A decisão também tratou de outra disputa relacionada ao parque: a ausência de indenização aos proprietários de terras inseridas dentro dos limites da unidade de conservação. O decreto de criação do parque previa que as áreas particulares seriam desapropriadas em até cinco anos, mas, passadas mais de duas décadas, a maior parte dessas terras ainda não foi transferida para o domínio público.
Os autores da ação argumentaram que essa demora seria motivo para extinguir as restrições ao uso das áreas.

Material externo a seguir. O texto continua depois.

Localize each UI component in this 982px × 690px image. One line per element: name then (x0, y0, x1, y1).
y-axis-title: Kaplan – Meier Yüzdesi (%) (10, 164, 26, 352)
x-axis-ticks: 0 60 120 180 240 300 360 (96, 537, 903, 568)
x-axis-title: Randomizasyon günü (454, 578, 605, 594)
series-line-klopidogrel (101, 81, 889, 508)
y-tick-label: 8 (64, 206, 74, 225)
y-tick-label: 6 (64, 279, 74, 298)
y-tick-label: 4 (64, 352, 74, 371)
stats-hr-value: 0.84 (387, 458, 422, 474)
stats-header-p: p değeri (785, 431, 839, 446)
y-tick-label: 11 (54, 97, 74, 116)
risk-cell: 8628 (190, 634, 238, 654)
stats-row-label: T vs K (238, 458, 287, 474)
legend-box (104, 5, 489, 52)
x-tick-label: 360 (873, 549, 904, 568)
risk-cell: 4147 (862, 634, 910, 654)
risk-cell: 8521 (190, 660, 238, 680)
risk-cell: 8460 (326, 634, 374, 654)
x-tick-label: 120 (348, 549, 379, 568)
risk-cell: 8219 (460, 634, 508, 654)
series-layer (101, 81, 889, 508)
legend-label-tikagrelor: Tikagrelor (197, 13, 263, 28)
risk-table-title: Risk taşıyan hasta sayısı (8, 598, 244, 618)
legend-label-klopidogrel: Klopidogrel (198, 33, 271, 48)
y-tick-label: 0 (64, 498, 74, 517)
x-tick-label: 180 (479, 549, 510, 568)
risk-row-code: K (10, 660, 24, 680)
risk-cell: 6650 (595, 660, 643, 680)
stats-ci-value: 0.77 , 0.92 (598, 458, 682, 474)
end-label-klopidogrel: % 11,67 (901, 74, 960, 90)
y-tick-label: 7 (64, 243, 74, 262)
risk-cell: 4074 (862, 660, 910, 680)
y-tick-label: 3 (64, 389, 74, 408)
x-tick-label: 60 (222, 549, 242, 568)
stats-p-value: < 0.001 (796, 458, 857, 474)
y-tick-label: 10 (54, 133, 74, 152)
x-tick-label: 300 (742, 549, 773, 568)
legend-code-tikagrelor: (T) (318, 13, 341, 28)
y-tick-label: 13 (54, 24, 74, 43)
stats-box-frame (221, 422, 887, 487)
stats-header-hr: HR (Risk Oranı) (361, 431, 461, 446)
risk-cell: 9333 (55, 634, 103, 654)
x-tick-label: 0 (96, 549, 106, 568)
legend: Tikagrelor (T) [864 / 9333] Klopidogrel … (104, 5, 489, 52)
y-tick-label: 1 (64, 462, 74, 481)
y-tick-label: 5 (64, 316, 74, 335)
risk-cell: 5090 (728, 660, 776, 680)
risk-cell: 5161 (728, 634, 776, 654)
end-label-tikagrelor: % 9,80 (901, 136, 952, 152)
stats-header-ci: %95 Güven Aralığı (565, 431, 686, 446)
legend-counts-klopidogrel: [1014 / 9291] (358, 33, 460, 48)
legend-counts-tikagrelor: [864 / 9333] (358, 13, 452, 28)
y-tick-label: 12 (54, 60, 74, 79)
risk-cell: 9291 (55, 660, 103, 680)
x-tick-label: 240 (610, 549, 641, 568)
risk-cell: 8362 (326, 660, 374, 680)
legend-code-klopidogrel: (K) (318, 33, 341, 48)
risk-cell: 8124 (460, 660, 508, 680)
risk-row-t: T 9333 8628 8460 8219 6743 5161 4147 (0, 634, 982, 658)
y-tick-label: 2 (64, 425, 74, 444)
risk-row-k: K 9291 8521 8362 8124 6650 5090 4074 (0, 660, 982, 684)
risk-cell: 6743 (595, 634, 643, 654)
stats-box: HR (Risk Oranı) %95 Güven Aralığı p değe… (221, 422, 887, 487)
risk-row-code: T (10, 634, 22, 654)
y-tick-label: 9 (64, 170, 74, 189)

No entanto, o juiz discordou, afirmando que as limitações ambientais e sociais previstas em lei continuam vigentes, mesmo diante da falha do poder público em concluir as desapropriações. “O fato de o Poder Público ainda não ter efetivado a desapropriação dos imóveis incluídos dentro da abrangência do Parque Nacional da Serra da Bodoquena não significa que os proprietários possam fazer uso incompatível do espaço', escreveu o magistrado.
O magistrado destacou que a proteção da unidade de conservação é um ato consolidado e só pode ser alterado por lei formal, conforme previsto na Constituição. “A ausência de desapropriação das áreas particulares que integram o parque não impõe a caducidade do decreto que criou a referida unidade de conservação, pois sua essência preservacionista é incompatível com uma exploração desordenada', afirmou.
Com isso, o juiz julgou improcedentes os pedidos da empresa e determinou a extinção dos processos relacionados, reafirmando a validade das medidas de proteção ambiental implementadas pelo ICMBio (Instituto Chico Mendes de Conservação da Biodiversidade) e pelo Ibama. A empresa foi condenada a arcar com os honorários advocatícios, fixados em 10% do valor da causa.